I have come to respect rituals - more than I ever did before. Rituals seemed stuffy and disconnected, dead and meaningless.
Then age and experience hits back, hard. And I think it's my answer to finding joy when bad stuff is lurking. Marking life moments of my own choosing - it makes me stop to look at beauty.
Like...I understand people who celebrate both sunrise - I'm with them in spirit, though not often in person - and sunset. Although I've seen dolphins break the surface of the Ganges at sunrise, and I've watched the day break over the Himalayas and been running in mid-January as the sun rose to conquer the windchill in Toronto - and I've also watched the sun set in Key West, just under the Golden Gate Bridge, and slip behind the ocean's edge in Thailand. Humans always gravitate to those moments. Something in us knows they're profound - everyone is quiet, alone in themselves.
They're moments of greatness - bigger than us.
My favourite rituals are self made. They find a moment to celebrate life. They're not imposed by outside powers, not to save our souls. Just a chance to take note of stuff that counts.
Dinner is a daily ritual I love. There are no distractions. The TV is off, there are no books, no magazines, no last minute ends of chapters. Dinner is our time. The end of our day when we come together again, away from the connection with the outside world. And kiss.
I definitely had to mature into that.
We're of the generation after all, when it was a huge deal to have a "colour" tv - when tv dinners came out of the kitchen on tv trays with fold out legs (mine had a happy face). That ritual was groovy and far out...
And, for me, the noise filled a hole.
It was just Mum and I for dinner. I was the only person I knew whose parents had split. My brother died in a car accident when I was seven and our relatives were all in England. So when I look back on it, it was a time of being lost and trying to find a place where we belonged. A time of looking for ritual without knowing it.
Auntie Joan is my second Mum; my Mum's best friend. She'd invite us over to her part of town on weekends. There were lots of people, lots of love, there was lots of noise, tons of great food. Out came the linen, the silverware, the silver serving dishes.
We were all terribly polite and considerate. Please and thank you's every which way. No one would think of rising from the table before everyone was finished. And the conversation and laughter flowed like wine. I craved a large family, I thrived here, and I wanted to fit in.
Rituals connect us, sometimes willingly, sometimes not.
My friends have talked about dinner rituals - Andy comes from a family of ten children - their dinners sounded more like blood sport for seconds.
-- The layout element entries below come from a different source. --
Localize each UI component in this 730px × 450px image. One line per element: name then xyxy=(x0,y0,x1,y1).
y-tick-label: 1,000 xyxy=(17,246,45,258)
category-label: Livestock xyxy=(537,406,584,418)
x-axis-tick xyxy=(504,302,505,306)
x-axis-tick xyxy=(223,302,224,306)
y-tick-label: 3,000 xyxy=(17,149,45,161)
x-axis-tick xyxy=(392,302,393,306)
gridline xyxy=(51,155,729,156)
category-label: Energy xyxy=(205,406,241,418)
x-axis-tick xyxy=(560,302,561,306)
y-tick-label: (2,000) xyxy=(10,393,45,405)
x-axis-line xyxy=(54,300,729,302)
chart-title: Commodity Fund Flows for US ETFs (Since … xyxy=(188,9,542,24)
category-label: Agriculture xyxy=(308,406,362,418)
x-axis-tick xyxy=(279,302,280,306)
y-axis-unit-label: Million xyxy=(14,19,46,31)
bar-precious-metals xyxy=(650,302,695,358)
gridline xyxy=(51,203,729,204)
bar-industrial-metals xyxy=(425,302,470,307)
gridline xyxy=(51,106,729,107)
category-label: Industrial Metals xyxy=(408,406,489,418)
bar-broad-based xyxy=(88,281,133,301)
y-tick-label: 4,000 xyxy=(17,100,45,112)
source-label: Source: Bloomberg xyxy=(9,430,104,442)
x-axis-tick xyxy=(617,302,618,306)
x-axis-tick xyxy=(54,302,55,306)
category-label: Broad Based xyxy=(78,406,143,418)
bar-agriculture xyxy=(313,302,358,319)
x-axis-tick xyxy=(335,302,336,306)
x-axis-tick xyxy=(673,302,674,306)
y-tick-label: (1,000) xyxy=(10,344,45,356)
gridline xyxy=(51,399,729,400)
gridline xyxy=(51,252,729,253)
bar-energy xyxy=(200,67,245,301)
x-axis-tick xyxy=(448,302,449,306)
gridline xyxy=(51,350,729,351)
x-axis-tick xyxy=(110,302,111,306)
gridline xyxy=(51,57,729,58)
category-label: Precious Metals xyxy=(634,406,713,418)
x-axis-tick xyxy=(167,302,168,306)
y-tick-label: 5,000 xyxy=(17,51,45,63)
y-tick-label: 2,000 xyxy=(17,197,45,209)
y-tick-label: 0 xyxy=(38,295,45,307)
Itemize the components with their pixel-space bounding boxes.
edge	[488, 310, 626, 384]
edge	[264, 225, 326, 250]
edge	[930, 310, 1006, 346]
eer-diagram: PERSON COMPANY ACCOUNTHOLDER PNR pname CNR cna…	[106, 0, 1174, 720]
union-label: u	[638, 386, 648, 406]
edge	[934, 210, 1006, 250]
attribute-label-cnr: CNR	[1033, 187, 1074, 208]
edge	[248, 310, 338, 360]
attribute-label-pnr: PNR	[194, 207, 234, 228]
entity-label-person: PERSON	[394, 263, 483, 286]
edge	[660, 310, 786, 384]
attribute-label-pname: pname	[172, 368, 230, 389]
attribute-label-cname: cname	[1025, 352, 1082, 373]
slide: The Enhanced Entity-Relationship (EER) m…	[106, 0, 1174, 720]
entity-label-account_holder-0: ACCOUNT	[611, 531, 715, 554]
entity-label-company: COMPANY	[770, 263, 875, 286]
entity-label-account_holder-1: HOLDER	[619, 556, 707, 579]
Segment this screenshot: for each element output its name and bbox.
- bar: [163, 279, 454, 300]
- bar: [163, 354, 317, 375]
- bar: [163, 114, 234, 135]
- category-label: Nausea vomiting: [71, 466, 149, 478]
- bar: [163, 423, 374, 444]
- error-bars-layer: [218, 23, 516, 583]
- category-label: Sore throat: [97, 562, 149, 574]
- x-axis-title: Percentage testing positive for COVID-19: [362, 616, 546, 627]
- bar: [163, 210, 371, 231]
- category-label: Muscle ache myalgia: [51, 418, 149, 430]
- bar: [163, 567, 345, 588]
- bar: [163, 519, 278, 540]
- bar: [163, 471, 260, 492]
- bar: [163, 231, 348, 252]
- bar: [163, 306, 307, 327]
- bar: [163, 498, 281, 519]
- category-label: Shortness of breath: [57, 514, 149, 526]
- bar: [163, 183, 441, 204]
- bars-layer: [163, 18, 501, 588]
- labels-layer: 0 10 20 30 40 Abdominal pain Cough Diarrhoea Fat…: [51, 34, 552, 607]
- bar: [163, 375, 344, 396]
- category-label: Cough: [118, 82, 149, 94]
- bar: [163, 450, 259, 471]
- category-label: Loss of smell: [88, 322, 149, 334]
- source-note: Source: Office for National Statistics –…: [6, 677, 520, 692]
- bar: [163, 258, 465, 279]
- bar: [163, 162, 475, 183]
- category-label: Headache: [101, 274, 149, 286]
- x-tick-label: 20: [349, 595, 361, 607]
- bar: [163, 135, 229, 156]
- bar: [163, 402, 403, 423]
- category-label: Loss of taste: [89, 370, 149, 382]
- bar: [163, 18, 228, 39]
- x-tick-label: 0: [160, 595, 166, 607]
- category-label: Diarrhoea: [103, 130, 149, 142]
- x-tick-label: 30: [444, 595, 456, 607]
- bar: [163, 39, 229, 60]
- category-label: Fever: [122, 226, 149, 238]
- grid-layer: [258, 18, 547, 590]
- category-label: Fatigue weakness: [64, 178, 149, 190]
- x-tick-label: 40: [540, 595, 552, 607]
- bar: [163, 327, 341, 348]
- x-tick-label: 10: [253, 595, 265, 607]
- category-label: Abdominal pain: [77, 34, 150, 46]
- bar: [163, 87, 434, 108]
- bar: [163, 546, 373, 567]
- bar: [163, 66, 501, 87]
Another friend was the only girl with older brothers - she had to get them seconds and then clean up. Ugh.
Others, whose family stories were just bloody entrails of cruelty and dislike, disappointment and indignity, often suffered - but sometimes they remade their rituals and their "families", gathering friends around them.
Some of my male friends talk about the time they initiated their manhood, when they were given the carving knife and faced down the Thanksgiving turkey - with an even balance between victory and defeat.
My friend Kathilee who grew up on the Prairies, made it a rule that her young daughter can leave food on her plate, but not food that died for her - which I love.
Even the rituals away from the table can be meaningful - like pizza-and-movie-Fridays.
From all of this, there is meaning greater than the meal itself. Like cooking, the food is greater than the sum of its ingredients.
When I started thinking about this, I realized I equated rituals with what I didn't have - they were defined by big families, lots of children, legacy and connection. And that I'd never get it.
Not long ago I realized rituals are what we make them. And I also realized people who seem to have it all sometimes miss out on the opportunity that belonging brings. They never think about it.
I can find joy where I choose to. Even if it's setting the table just for me - candles, a wine glass, a full up colourful dinner full of potential and life...
Dinner is a celebration of sustenance - my choice to manifest joy.
It turns out I belong and had always done so.
Yesterday in a newish daily ritual we walked in the nearby ravine (accompanied by the steady roar of a highway that punctuates the valley's eastern edge) - and for the first time in the 30 years I've lived in Toronto I turned and looked straight into the eyes of a doe. And a few metres on, the eyes of her still-spotted fawn. Cyclists blasted past us determined to get in shape, cars whizzed behind us on the highway's offramp at Bloor Street. We just stopped. And we stared at her, and she at us, until she decided the greenery was far more interesting. The last I saw of her, her white back end was disappearing into the branches for dinner.